10 thoughts on “#FanstRA: Stayin’ alive

  1. I think he has a tendency to do a lot of things disproportionately to their actual occurrences in real life, because that’s a feature of modern drama. It revolves around conflict, infidelity, questionable sexual relationships, murder, etc., etc., and not around happy families. I mean, how many roles has he played that involve firearms, for example, in proportion to the number of times the average Englishman would actually handle a firearm? Even if you say, well, he was cast as a soldier, how often has he been a soldier in proportion to the amount of time the average Englishman spends as a soldier? I think we just notice that he dies a lot because that bothers us.

    It does occur to me to find it interesting that he doesn’t get cast as a non-action romantic lead (even Thornton wasn’t a conventional romantic lead) although he certainly has the face for that — but I see the fact that he apparently doesn’t seek out those roles as a compliment to him. He wants meaty conflict and ambivalence — not usually a characteristic of romantic leads.

  2. Hello Traxy,
    I would say, he dies so often in his roles, because he is too good to be true? Just a suggestion ;o)
    I hope, RA gets a role where he can break his dying-routine and get a happily ever after ending, soon!

  3. Does he die at the end of that episode? I’ve seen it a couple times and I couldn’t tell you. That whole season is the worst-written season of Lynley and that episode is just really bad.
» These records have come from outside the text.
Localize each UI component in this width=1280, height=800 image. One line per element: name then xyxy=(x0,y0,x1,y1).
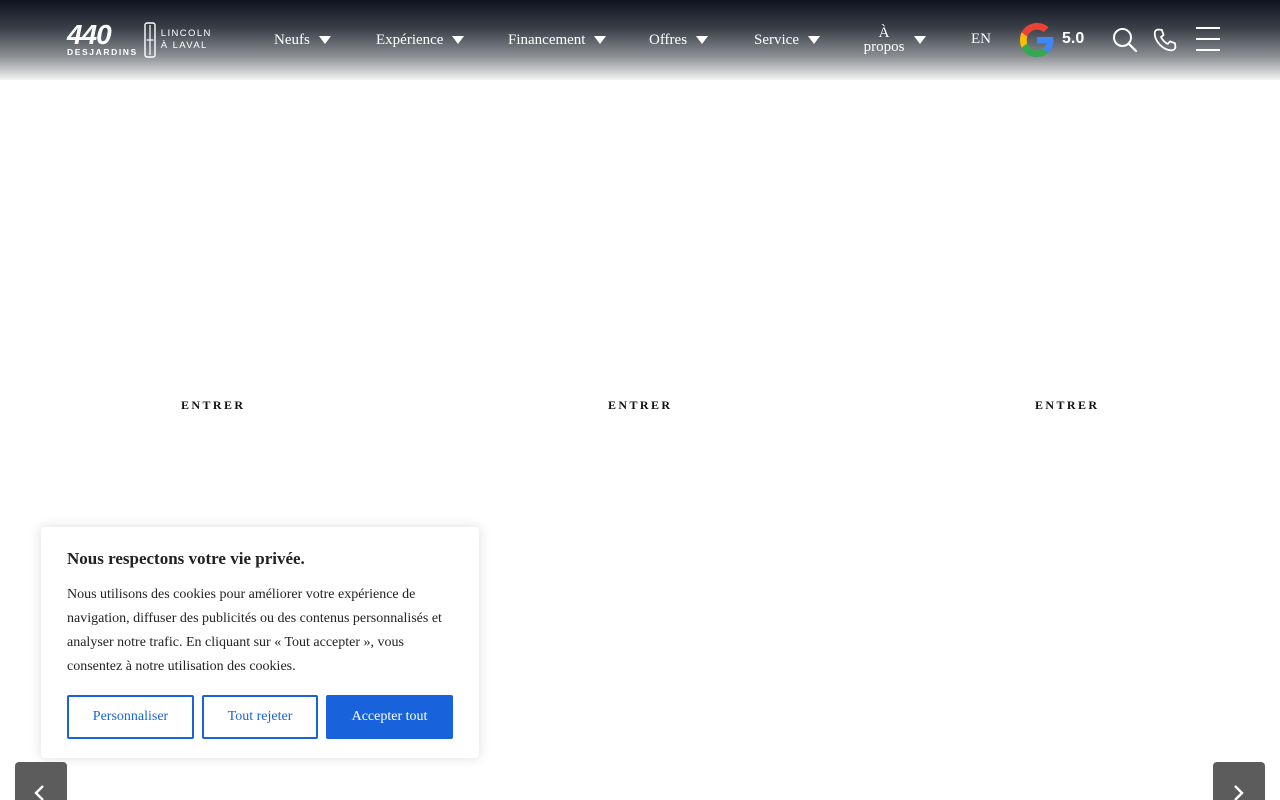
logo-wordmark: 440 DESJARDINS xyxy=(67,18,138,58)
lincoln-star-icon xyxy=(144,22,156,58)
nav-label: Financement xyxy=(508,31,586,48)
phone-icon[interactable] xyxy=(1151,26,1179,54)
logo-line1: LINCOLN xyxy=(160,28,212,39)
logo-number: 440 xyxy=(67,18,112,50)
customize-button[interactable]: Personnaliser xyxy=(67,695,194,739)
panel-enter-link[interactable]: ENTRER xyxy=(1035,398,1099,413)
nav-label: Neufs xyxy=(274,31,310,48)
language-toggle[interactable]: EN xyxy=(971,31,991,48)
dealer-logo[interactable]: 440 DESJARDINS LINCOLN À LAVAL xyxy=(67,20,222,60)
search-icon[interactable] xyxy=(1111,26,1139,54)
google-icon[interactable] xyxy=(1017,20,1057,60)
nav-label: Expérience xyxy=(376,31,444,48)
reject-all-button[interactable]: Tout rejeter xyxy=(202,695,318,739)
nav-neufs[interactable]: Neufs xyxy=(274,0,331,80)
caret-down-icon xyxy=(594,36,607,44)
site-header: 440 DESJARDINS LINCOLN À LAVAL Neufs Exp… xyxy=(0,0,1280,80)
nav-a-propos[interactable]: À propos xyxy=(863,0,926,80)
caret-down-icon xyxy=(914,36,926,44)
logo-line2: À LAVAL xyxy=(160,40,208,51)
cookie-description: Nous utilisons des cookies pour améliore… xyxy=(67,587,442,674)
logo-subtitle: DESJARDINS xyxy=(67,46,138,57)
caret-down-icon xyxy=(452,36,465,44)
logo-brand: LINCOLN À LAVAL xyxy=(161,28,212,52)
nav-service[interactable]: Service xyxy=(754,0,820,80)
carousel-prev-button[interactable] xyxy=(15,762,67,800)
carousel-next-button[interactable] xyxy=(1213,762,1265,800)
caret-down-icon xyxy=(807,36,820,44)
chevron-right-icon xyxy=(1234,785,1244,800)
panel-enter-link[interactable]: ENTRER xyxy=(608,398,672,413)
caret-down-icon xyxy=(318,36,331,44)
cookie-title: Nous respectons votre vie privée. xyxy=(67,549,305,568)
chevron-left-icon xyxy=(34,785,44,800)
nav-financement[interactable]: Financement xyxy=(508,0,607,80)
nav-offres[interactable]: Offres xyxy=(649,0,709,80)
accept-all-button[interactable]: Accepter tout xyxy=(326,695,453,739)
caret-down-icon xyxy=(696,36,709,44)
cookie-consent-banner: Nous respectons votre vie privée. Nous u… xyxy=(41,527,479,758)
panel-enter-link[interactable]: ENTRER xyxy=(181,398,245,413)
menu-icon[interactable] xyxy=(1194,26,1222,54)
nav-experience[interactable]: Expérience xyxy=(376,0,465,80)
nav-label: À propos xyxy=(863,25,905,55)
nav-label: Offres xyxy=(649,31,688,48)
nav-label: Service xyxy=(754,31,799,48)
google-rating: 5.0 xyxy=(1062,30,1085,47)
Nothing makes much sense but at the risk of spoilers … oh, okay: SPOILERS

    Richard starts out as a kind of dissipated, useless guy who’s gambled away the family fortune, lost the family house and says he has no reason for living. He really isn’t that important of a character so his character’s emotional journey isn’t the focus of the episode but still at the end he finds the courage to confront the guy with the guy, put himself in harms way and redeem himself some what. I think it was probably that arc that attracted Richard to the part rather than the character dying, if he does die and I imagine he worked out quite a lot of backstory for himself that made the character interesting. In fact, I wish we could have seen that episode instead of the one we saw. Anyway in the end he seems to be shot in the shoulder and bleeding rather badly but I honestly didn’t see him die and he obviously mattered so little they didn’t even bother to tell us what actually happened to him. But like I said, the whole episode was really badly written.

  4. I’m not sure he dies in that episode either. I’ve ony seen it once, and that was ages ago. RA does play characters that either die or come to a sticky end – I guess that says something about the sort of roles he is good at playing.

  5. One day an RA character is going to SHOCK us and not turn out to be the bad guy and not die at the end! But you know what? It’s not going to happen anytime soon! And Richard does die so beautifully on screen!

  6. And that’s why we love his characters too – just BECAUSE they’re conflicted. That’s why I prefer Mr. Thornton over Mr. Darcy, for instance, even though their stories are similar.

    From a writing perspective, nothing’s more fun than torturing your characters: “Here, have some angst! Aww, I love you, poor, broken person.” If they don’t have issues, they’re not half as much fun to write about!

  7. I think you’re on to something there. That the arc was the important part. Which is probably what’s true for most of his characters.

    Haven’t seen enough of Lynley to know if it was better or worse than other episodes, and I was probably distracted by Nathaniel Parker being gorgeous if I had seen them before. 😉

    He was probably okay, tbh, because the emergency crew got there soon enough. There were lots of police waiting outside so would’ve thought there was an ambulance standing by too.